After a week of disappointing plays, leave it to Isabella Rossellini to revivify our love of theater through her obsession with animal reproductive behavior. “Tonight we’re going to talk about sex, right? Good,” she begins, entering the stage in a modest black dress and pearls and occasionally donning thick-rimmed orange eyeglasses. Green Porno, her subsequent lecture (or “conference,” as she calls it), traces her lifelong interest in ethology. As an actor, she informs us, she has always slid into the skin of her characters, and now she does the same with animals, supplementing her seventy-five minute talk with short films in which she acts out animal sex wearing handmade costumes (Michel Gondry, eat your heart out) and never dropping an earnest, straight-faced tone. The result is a fascinating tour of this unusual kingdom; peppering her light Italian accent with endearing foreignisms like similtude and scientifical, Ms. Rossellini emotionally anthropomorphizes her subjects, creating such charming notions as sea lion harems, labyrinthine duck vaginas, and transvestite cuddlefish (those “sneaky males”).

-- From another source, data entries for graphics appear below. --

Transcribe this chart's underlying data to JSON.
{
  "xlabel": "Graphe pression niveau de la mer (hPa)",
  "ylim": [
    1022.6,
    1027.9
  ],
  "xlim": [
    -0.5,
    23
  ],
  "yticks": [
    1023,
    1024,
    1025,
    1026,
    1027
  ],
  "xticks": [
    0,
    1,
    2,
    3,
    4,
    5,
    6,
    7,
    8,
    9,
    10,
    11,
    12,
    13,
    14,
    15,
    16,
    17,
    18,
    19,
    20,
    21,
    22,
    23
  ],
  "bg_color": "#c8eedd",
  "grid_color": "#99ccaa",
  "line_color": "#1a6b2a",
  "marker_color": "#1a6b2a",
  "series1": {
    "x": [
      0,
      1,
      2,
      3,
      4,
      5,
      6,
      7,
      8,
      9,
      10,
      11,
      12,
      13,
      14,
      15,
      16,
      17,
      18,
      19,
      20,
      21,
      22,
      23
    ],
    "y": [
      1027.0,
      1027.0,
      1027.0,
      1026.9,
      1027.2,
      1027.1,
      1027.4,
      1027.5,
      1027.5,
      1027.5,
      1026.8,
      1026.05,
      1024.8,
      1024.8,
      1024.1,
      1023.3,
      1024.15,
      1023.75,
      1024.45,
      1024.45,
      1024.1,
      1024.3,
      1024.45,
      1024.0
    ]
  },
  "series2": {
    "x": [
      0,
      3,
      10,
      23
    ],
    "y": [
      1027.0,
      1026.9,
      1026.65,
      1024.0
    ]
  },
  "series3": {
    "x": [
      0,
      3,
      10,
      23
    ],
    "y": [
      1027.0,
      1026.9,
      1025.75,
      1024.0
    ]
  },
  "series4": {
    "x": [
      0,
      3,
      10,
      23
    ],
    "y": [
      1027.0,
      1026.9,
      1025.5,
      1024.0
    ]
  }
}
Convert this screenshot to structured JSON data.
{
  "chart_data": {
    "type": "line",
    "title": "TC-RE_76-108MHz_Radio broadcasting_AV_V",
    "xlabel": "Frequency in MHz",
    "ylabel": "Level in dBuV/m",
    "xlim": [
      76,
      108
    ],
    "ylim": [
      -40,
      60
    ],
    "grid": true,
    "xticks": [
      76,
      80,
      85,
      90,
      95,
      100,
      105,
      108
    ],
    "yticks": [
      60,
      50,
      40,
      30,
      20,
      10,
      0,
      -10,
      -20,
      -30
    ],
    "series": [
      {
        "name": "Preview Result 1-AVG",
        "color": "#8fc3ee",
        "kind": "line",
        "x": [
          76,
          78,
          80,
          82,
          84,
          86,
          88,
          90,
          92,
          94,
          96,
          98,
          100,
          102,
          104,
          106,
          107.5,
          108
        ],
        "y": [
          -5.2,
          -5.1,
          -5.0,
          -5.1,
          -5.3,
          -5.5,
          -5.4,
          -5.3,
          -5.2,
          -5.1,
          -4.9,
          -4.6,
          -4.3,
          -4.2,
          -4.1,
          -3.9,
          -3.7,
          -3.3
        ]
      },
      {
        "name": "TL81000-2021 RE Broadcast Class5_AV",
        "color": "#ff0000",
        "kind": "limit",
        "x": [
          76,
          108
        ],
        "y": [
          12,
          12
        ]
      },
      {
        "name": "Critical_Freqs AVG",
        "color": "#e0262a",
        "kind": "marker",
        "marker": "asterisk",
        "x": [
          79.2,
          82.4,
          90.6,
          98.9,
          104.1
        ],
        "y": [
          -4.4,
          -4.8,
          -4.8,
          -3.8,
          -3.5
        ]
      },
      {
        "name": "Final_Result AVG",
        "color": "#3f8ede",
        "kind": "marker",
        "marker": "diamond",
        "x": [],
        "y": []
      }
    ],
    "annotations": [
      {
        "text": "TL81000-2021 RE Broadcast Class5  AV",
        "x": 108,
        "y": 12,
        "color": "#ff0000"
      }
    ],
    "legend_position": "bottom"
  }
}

Green Porno largely succeeds because Ms. Rossellini never indicates whether she finds her performance ridiculous or not. Dressed as a snail, she informs us—with the pride and glee of a five-year-old showing off his favorite toy—“I can withdraw my entire body into my shell where I can hide my vagina and my penis. I have both!” Our only indication of a twinkle behind her eyes comes when, chuckling, she notes that her installation A Forest of Penises (“I built twenty-two, more or less”) is currently on display at the Royal Canadian Institute in Toronto. Still, no matter the topic, she is always professorial: “Now, who do you think has the longest penis in the world? Any ideas?” There is, too, a warmth to the entire project; her father, the neorealist filmmaker Roberto Rossellini, always bemoaned his inability to experience pregnancy and once told an interviewer, “I am a Jewish mother.” His daughter is likewise a passionate and loving matriarch among her family of beasts.

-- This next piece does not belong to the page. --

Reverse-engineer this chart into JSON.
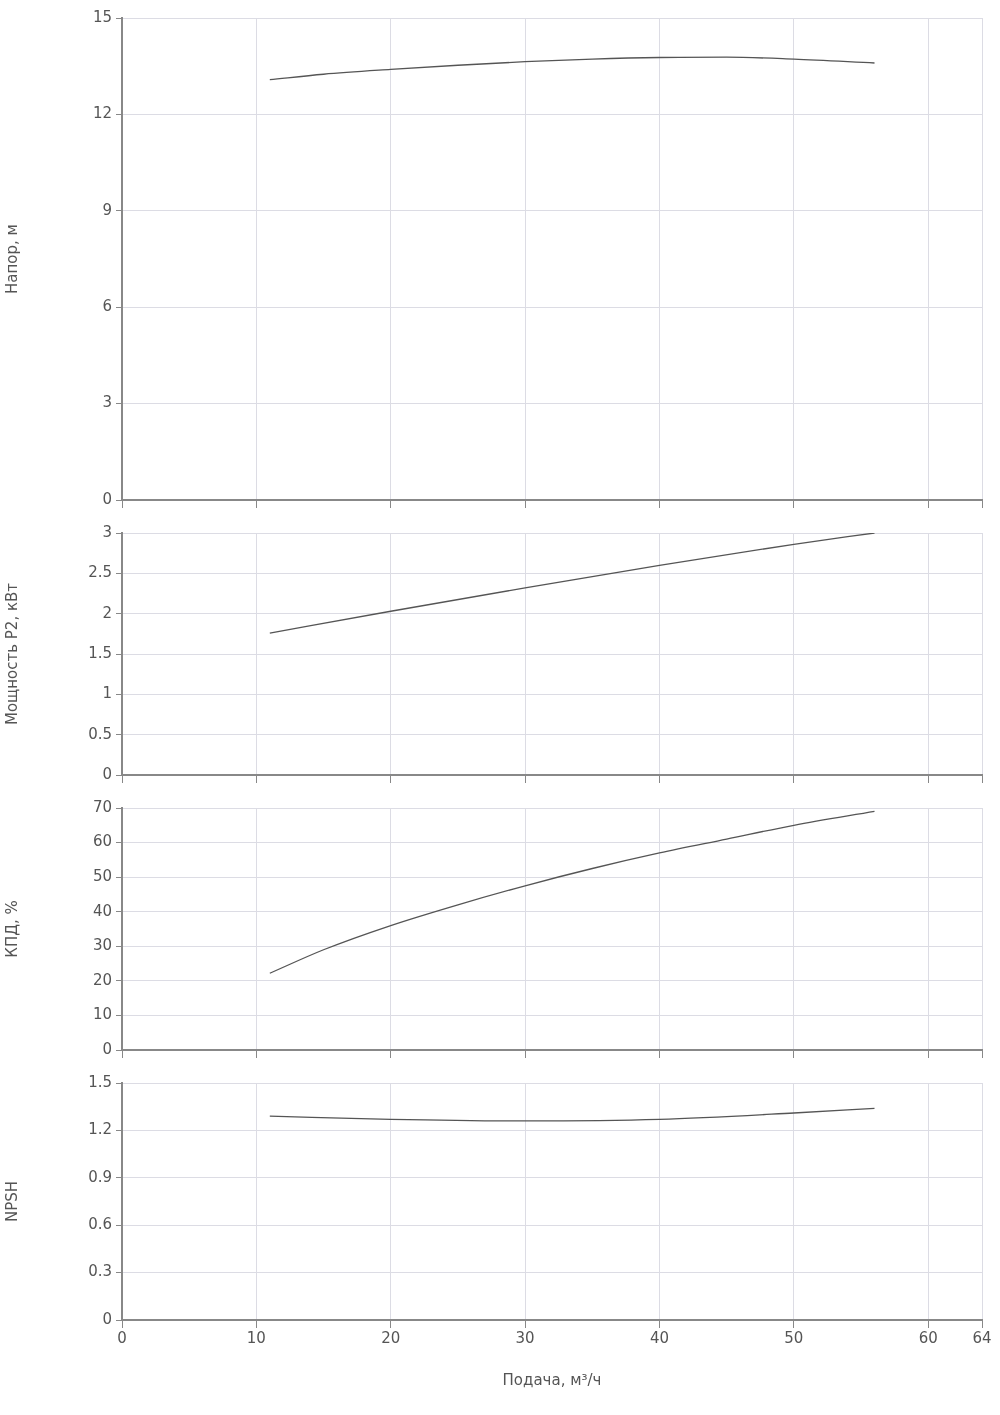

Lest this all sound a little monotonous, Ms. Rossellini’s initial question—“Why does sex exist?”—prompts her into a wide range of investigations, from the spectrum of sexuality to the construction of gender to existential angst. She even takes a shot at the Biblical Noah, asking how his policy of one male and one female per species handled parthenogenetic (asexual) creatures. Really, there is no way to understate the value of Green Porno, a wholly intelligent, hysterical, and human show. Grazie, Isabella.
Green Porno runs through January 25th at the BAM Fisher Fishman Space. 321 Ashland Place Brooklyn, NY. 1 hour 15 minutes. No intermission.